La envidia es un mal intrínseco al castro-comunismo, es su naturaleza y la “guachipupa” que le corre por las venas.
Esos fulanos son los campeones mundiales del rencor, de la blasfemia, de la rivalidad, de la guataconería, del recelo, de la antipatía, del “furito” en el pantalón, de la intriga, del tu cachito de pan es más grande que el mío, de la traición, de la mediocridad y de la estupidez adictiva aunque, en honor a la verdad, existen otros, que presumen de un anticomunismo feroz, y que en los ojos, las actitudes, las palabras que sueltan para no atragantarse, las reacciones que tienen ante las opiniones ajenas y la ignorancia mediática que padecen, son tan envidiosos, o más, que cualquiera de los ridículos “defensores” de la revolución del picadillo.
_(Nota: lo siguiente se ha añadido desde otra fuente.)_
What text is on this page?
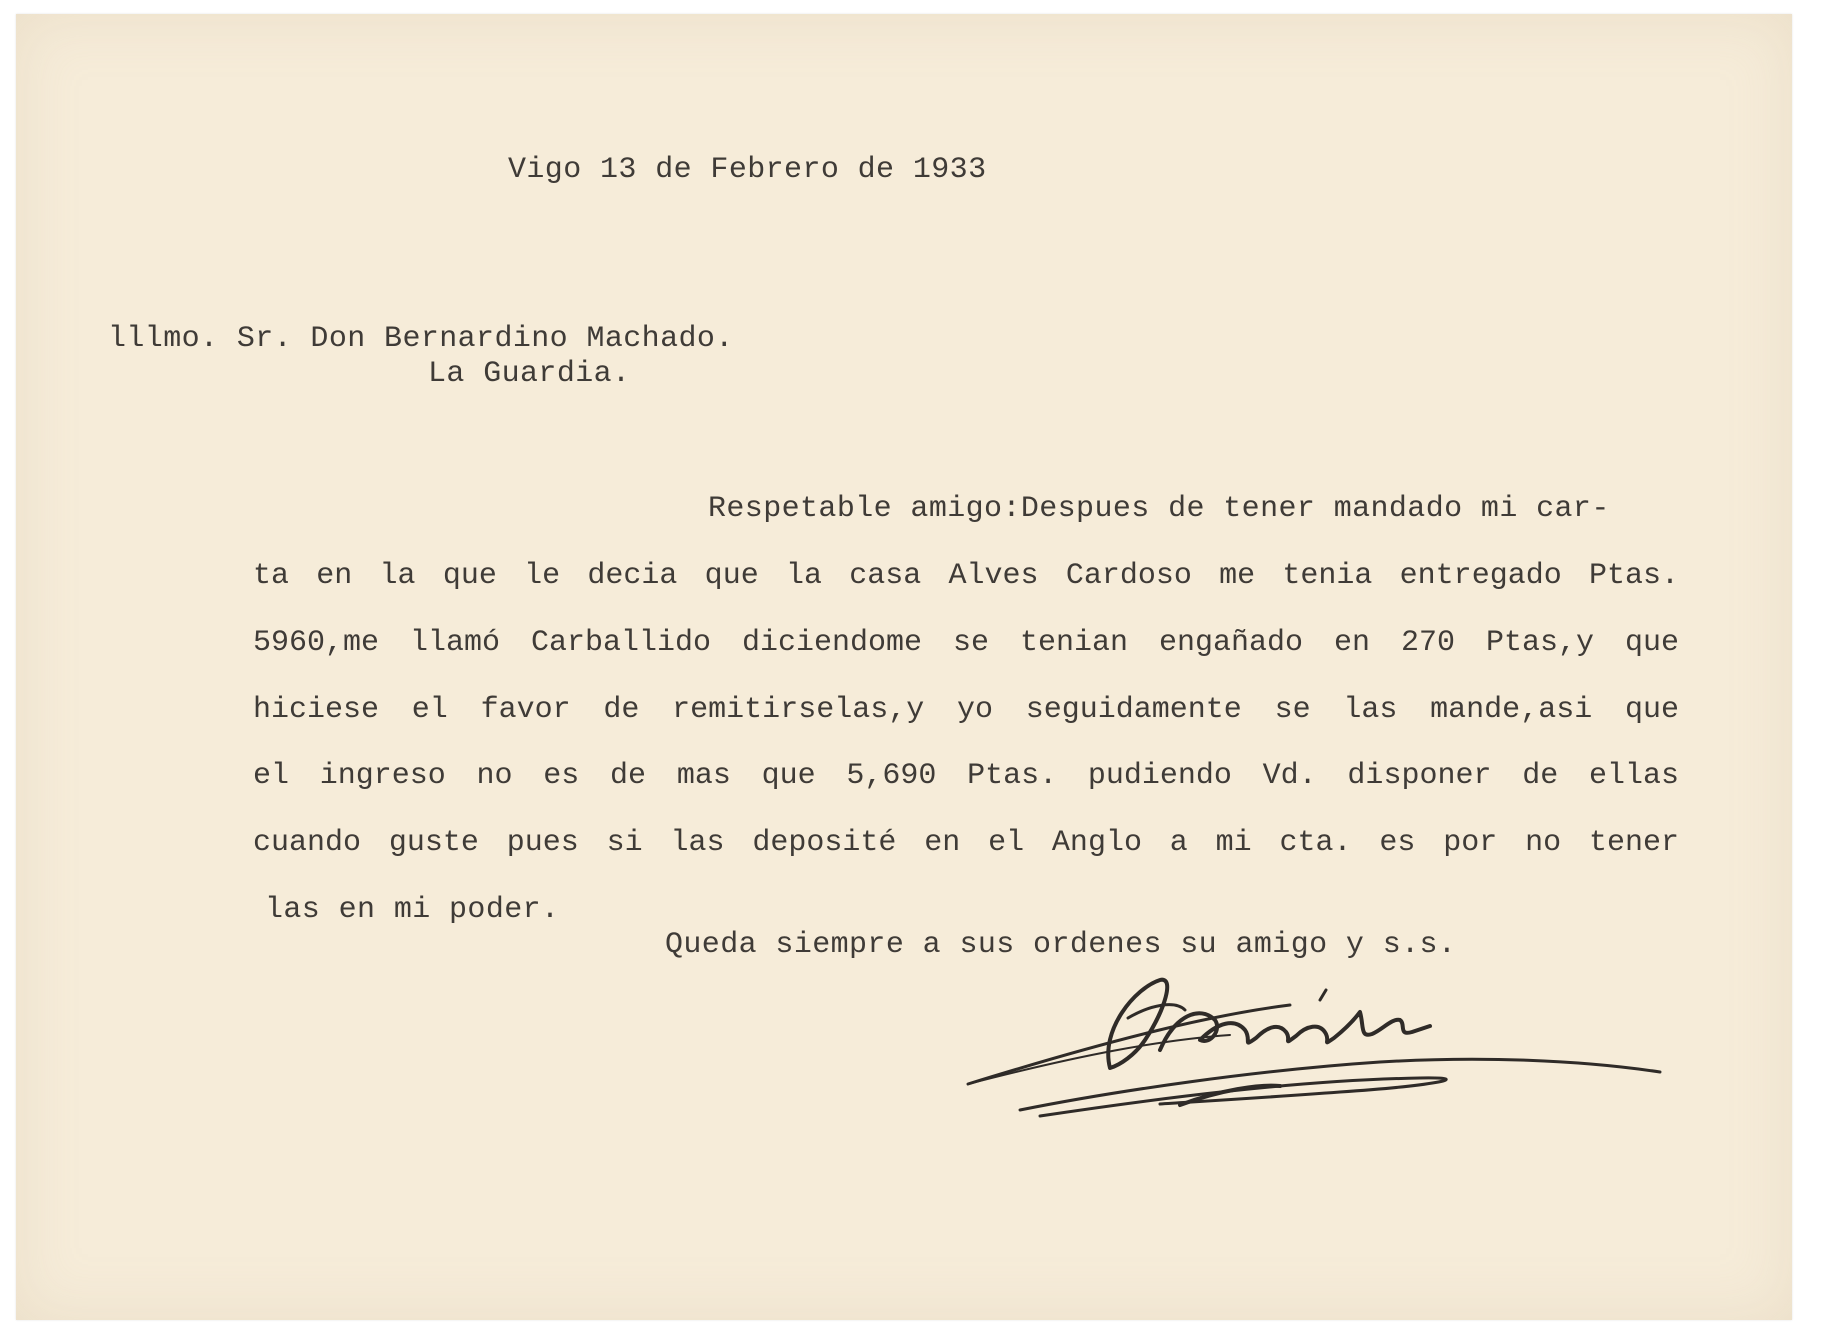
Vigo 13 de Febrero de 1933
lllmo. Sr. Don Bernardino Machado.
La Guardia.
Respetable amigo:Despues de tener mandado mi car-
ta en la que le decia que la casa Alves Cardoso me tenia entregado Ptas.
5960,me llamó Carballido diciendome se tenian engañado en 270 Ptas,y que
hiciese el favor de remitirselas,y yo seguidamente se las mande,asi que
el ingreso no es de mas que 5,690 Ptas. pudiendo Vd. disponer de ellas
cuando guste pues si las deposité en el Anglo a mi cta. es por no tener
las en mi poder.
Queda siempre a sus ordenes su amigo y s.s.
Yo siempre digo que la envidia es como la locura, que quien la padece no la reconoce porque, a decir verdad, ni en las películas, ni en la más deliciosa ficción “realista”, hemos visto que alguien acepte, de puro gusto, que es un tronco de envidioso, que es un revolucionario desconfiado, un socialista receloso o un fidelista por siempre que se saca un ojo pa’ ver a otro cubano ciego.
Porque Cuba es un país donde las diferencias sociales, de todo tipo, están exageradamente marcadas aunque la dictadura, como parte de su demagogia populachera, se haya empeñado, durante estos más de sesenta y dos larguísimos años de criminal tiranía totalitaria, de cacarear ante el mundo que somos una sociedad justa y “parejita” donde todos los seres cubanos tenemos los mismos “privilegios, deberes y derechos”.
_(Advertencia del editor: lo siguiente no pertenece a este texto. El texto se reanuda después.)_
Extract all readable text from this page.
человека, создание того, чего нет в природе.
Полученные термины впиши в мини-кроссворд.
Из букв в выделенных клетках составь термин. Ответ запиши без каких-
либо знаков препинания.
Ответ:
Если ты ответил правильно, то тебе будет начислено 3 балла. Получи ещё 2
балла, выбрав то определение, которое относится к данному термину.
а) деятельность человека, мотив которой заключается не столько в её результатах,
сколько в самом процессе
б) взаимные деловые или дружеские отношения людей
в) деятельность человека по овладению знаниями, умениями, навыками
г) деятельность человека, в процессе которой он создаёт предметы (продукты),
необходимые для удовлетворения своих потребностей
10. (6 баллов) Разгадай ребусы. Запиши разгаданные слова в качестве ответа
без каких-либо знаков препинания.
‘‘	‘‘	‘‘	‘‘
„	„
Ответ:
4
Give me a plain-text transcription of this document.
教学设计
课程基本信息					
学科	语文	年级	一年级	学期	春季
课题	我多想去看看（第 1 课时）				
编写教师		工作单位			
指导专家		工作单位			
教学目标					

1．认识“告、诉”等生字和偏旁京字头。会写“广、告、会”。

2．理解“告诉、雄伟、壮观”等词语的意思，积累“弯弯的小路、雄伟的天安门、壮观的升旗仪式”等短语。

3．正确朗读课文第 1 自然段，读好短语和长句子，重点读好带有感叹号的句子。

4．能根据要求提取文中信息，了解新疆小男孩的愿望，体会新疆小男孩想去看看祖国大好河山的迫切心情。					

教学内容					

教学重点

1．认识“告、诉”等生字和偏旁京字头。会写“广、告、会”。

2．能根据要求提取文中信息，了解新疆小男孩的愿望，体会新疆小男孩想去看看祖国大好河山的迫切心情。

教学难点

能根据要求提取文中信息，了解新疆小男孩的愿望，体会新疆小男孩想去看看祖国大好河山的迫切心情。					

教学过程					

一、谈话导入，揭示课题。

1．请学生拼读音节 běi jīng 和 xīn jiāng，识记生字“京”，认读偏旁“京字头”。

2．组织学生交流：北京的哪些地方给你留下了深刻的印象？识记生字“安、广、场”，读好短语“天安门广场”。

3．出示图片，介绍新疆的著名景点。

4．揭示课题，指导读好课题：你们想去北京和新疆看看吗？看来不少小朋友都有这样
Pero la pura verdad, la concreta que se sufre y se vive en las calles de mi Patria, es que nuestra desigualdad es enorme, muy marcada, muy contrastante, y tiene que ver, fundamentalmente, con la politización de la sociedad, con el monopartidismo del tibor del socialismo, con el servilismo que muchos le profesan a ese régimen, con la elevadísima corrupción que impera en todos los estratos de la vida cotidiana, con el acceso por unos y no por otros a la base material para la existencia y, sobre todo, con la actitud de conformidad, resistencia u oposición, que se tenga hacia el castrismo como el “punto cero” de donde parten todas las desgracias del pueblo cubano.
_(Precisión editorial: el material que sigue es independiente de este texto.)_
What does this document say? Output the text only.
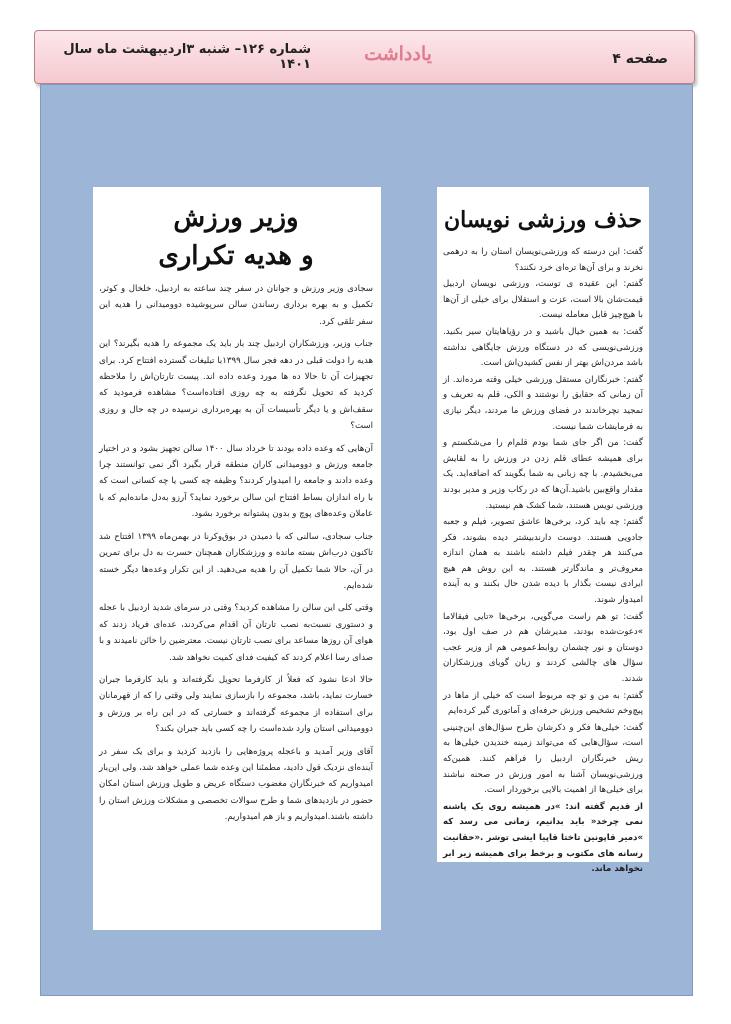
شماره ۱۲۶– شنبه ۳اردیبهشت ماه سال ۱۴۰۱	یادداشت	صفحه ۴
وزیر ورزش
و هدیه تکراری

سجادی وزیر ورزش و جوانان در سفر چند ساعته به اردبیل، خلخال و کوثر، تکمیل و به بهره برداری رساندن سالن سرپوشیده دوومیدانی را هدیه این سفر تلقی کرد.

جناب وزیر، ورزشکاران اردبیل چند بار باید یک مجموعه را هدیه بگیرند؟ این هدیه را دولت قبلی در دهه فجر سال ۱۳۹۹با تبلیغات گسترده افتتاح کرد. برای تجهیزات آن تا حالا ده ها مورد وعده داده اند. پیست تارتان‌اش را ملاحظه کردید که تحویل نگرفته به چه روزی افتاده‌است؟ مشاهده فرمودید که سقف‌اش و یا دیگر تأسیسات آن به بهره‌برداری نرسیده در چه حال و روزی است؟

آن‌هایی که وعده داده بودند تا خرداد سال ۱۴۰۰ سالن تجهیز بشود و در اختیار جامعه ورزش و دوومیدانی کاران منطقه قرار بگیرد اگر نمی توانستند چرا وعده دادند و جامعه را امیدوار کردند؟ وظیفه چه کسی یا چه کسانی است که با راه اندازان بساط افتتاح این سالن برخورد نماید؟ آرزو به‌دل مانده‌ایم که با عاملان وعده‌های پوچ و بدون پشتوانه برخورد بشود.

جناب سجادی، سالنی که با دمیدن در بوق‌وکرنا در بهمن‌ماه ۱۳۹۹ افتتاح شد تاکنون درب‌اش بسته مانده و ورزشکاران همچنان حسرت به دل برای تمرین در آن، حالا شما تکمیل آن را هدیه می‌دهید. از این تکرار وعده‌ها دیگر خسته شده‌ایم.

وقتی کلی این سالن را مشاهده کردید؟ وقتی در سرمای شدید اردبیل با عجله و دستوری نسبت‌به نصب تارتان آن اقدام می‌کردند، عده‌ای فریاد زدند که هوای آن روزها مساعد برای نصب تارتان نیست. معترضین را خائن نامیدند و با صدای رسا اعلام کردند که کیفیت فدای کمیت نخواهد شد.

حالا ادعا نشود که فعلاً از کارفرما تحویل نگرفته‌اند و باید کارفرما جبران خسارت نماید، باشد، مجموعه را بازسازی نمایند ولی وقتی را که از قهرمانان برای استفاده از مجموعه گرفته‌اند و خسارتی که در این راه بر ورزش و دوومیدانی استان وارد شده‌است را چه کسی باید جبران بکند؟

آقای وزیر آمدید و باعجله پروژه‌هایی را بازدید کردید و برای یک سفر در آینده‌ای نزدیک قول دادید، مطمئنا این وعده شما عملی خواهد شد، ولی این‌بار امیدواریم که خبرنگاران مغضوب دستگاه عریض و طویل ورزش استان امکان حضور در بازدیدهای شما و طرح سوالات تخصصی و مشکلات ورزش استان را داشته باشند.امیدواریم و باز هم امیدواریم.

حذف ورزشی نویسان

گفت: این درسته که ورزشی‌نویسان استان را به درهمی نخرند و برای آن‌ها تره‌ای خرد نکنند؟

گفتم: این عقیده ی توست، ورزشی نویسان اردبیل قیمت‌شان بالا است، عزت و استقلال برای خیلی از آن‌ها با هیچ‌چیز قابل معامله نیست.

گفت: به همین خیال باشید و در رؤیاهایتان سیر بکنید. ورزشی‌نویسی که در دستگاه ورزش جایگاهی نداشته باشد مردن‌اش بهتر از نفس کشیدن‌اش است.

گفتم: خبرنگاران مستقل ورزشی خیلی وقته مرده‌اند. از آن زمانی که حقایق را نوشتند و الکی، قلم به تعریف و تمجید نچرخاندند در فضای ورزش ما مردند، دیگر نیازی به فرمایشات شما نیست.

گفت: من اگر جای شما بودم قلم‌ام را می‌شکستم و برای همیشه عطای قلم زدن در ورزش را به لقایش می‌بخشیدم. با چه زبانی به شما بگویند که اضافه‌اید. یک مقدار واقع‌بین باشید.آن‌ها که در رکاب وزیر و مدیر بودند ورزشی نویس هستند، شما کشک هم نیستید.

گفتم: چه باید کرد، برخی‌ها عاشق تصویر، فیلم و جعبه جادویی هستند. دوست دارندبیشتر دیده بشوند، فکر می‌کنند هر چقدر فیلم داشته باشند به همان اندازه معروف‌تر و ماندگارتر هستند. به این روش هم هیچ ایرادی نیست بگذار با دیده شدن حال بکنند و به آینده امیدوار شوند.

گفت: تو هم راست می‌گویی، برخی‌ها «تایی فیقالاما »دعوت‌شده بودند، مدیرشان هم در صف اول بود، دوستان و نور چشمان روابط‌عمومی هم از وزیر عجب سؤال های چالشی کردند و زبان گویای ورزشکاران شدند.

گفتم: به من و تو چه مربوط است که خیلی از ماها در پیچ‌وخم تشخیص ورزش حرفه‌ای و آماتوری گیر کرده‌ایم

گفت: خیلی‌ها فکر و ذکرشان طرح سؤال‌های این‌چنینی است، سؤال‌هایی که می‌تواند زمینه خندیدن خیلی‌ها به ریش خبرنگاران اردبیل را فراهم کنند. همین‌که ورزشی‌نویسان آشنا به امور ورزش در صحنه نباشند برای خیلی‌ها از اهمیت بالایی برخوردار است.

از قدیم گفته اند: »در همیشه روی یک پاشنه نمی چرخد« باید بدانیم، زمانی می رسد که »دمیر قاپونین تاختا قاپیا ایشی توشر .«حقانیت رسانه های مکتوب و برخط برای همیشه زیر ابر نخواهد ماند.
Dice mi amiga la cínica que Cuba se convirtió en un país de envidiosos cuando el castro-comunismo, con su política de “quien no salte es yanqui”, nos hizo creer a la fuerza que todos éramos “iguales”, que teníamos que pensar la misma mierda, comer lo mismo, usar los mismos zapaticos me aprietan, vivir en los mismos edificios ruinosos, tener exactamente la misma vida y adorar eternamente al mismo fulano porque era el único que se había sacrificado, según ellos, para que los niños fueran “felices” y los viejos comieran “lombrices”.
Para nadie es un secreto que el castrismo premia con nimias prebendas a todo aquel que le sirve, le rinde pleitesía, cumple ciegamente sus ordenanzas, repite sus groseras consignas, tiene una actitud “políticamente” correcta, delata a sus hermanos, amigos, vecinos y hasta a la madre que lo parió, grita públicamente “abajo los derechos humanos” y se presta para reprimir, repartir golpizas, agredir y atacar, a quienes se enfrentan a esa criminal pandilla de bandidos, delincuentes y valga la redundancia.
Por eso en Cuba no importa cuán buen ciudadano seas, ni cuán inteligente seas, ni cuán humano seas ni cuán nada, en Cuba lo que realmente vale es cuánto le sirves a la dictadura castrista y esa miserable actitud es la que les permite, a quienes se han convertido en el verdadero sostén del castrismo, sobrevivir y “destacarse” del resto pues reciben, como pago a su reptil conducta, una jabita de la revolución con cualquier porquería dentro.
En el país de los ciegos el tuerto es rey y el castro-comunismo convirtió ese sabio precepto, de la sabiduría popular, en ley, solo que para ser “tuertos” los cubanos tienen que “donar” un ojo al deshonor, al partido comunista, a la revolución del picadillo y al enorme aparato de vigilancia, control y represión, destinado a salvar las “conquistas” de la cúpula castrista.
El odio y la envidia se juntaron en Cuba como la mezcla más explosiva y letal que puede apoderarse de cualquier sociedad.
Una diabólica alquimia que convirtió a nuestro país en un enorme polvorín de sentimientos encontrados y, que de tantos años de estar presente en el alma y la vida de los cubanos, es hoy, por desgracia para muchos de nosotros, el nuevo rasgo distintivo de una nación que hoy destruye y “descojona” y que antes amaba y construía.
Una triste realidad.
Ricardo Santiago.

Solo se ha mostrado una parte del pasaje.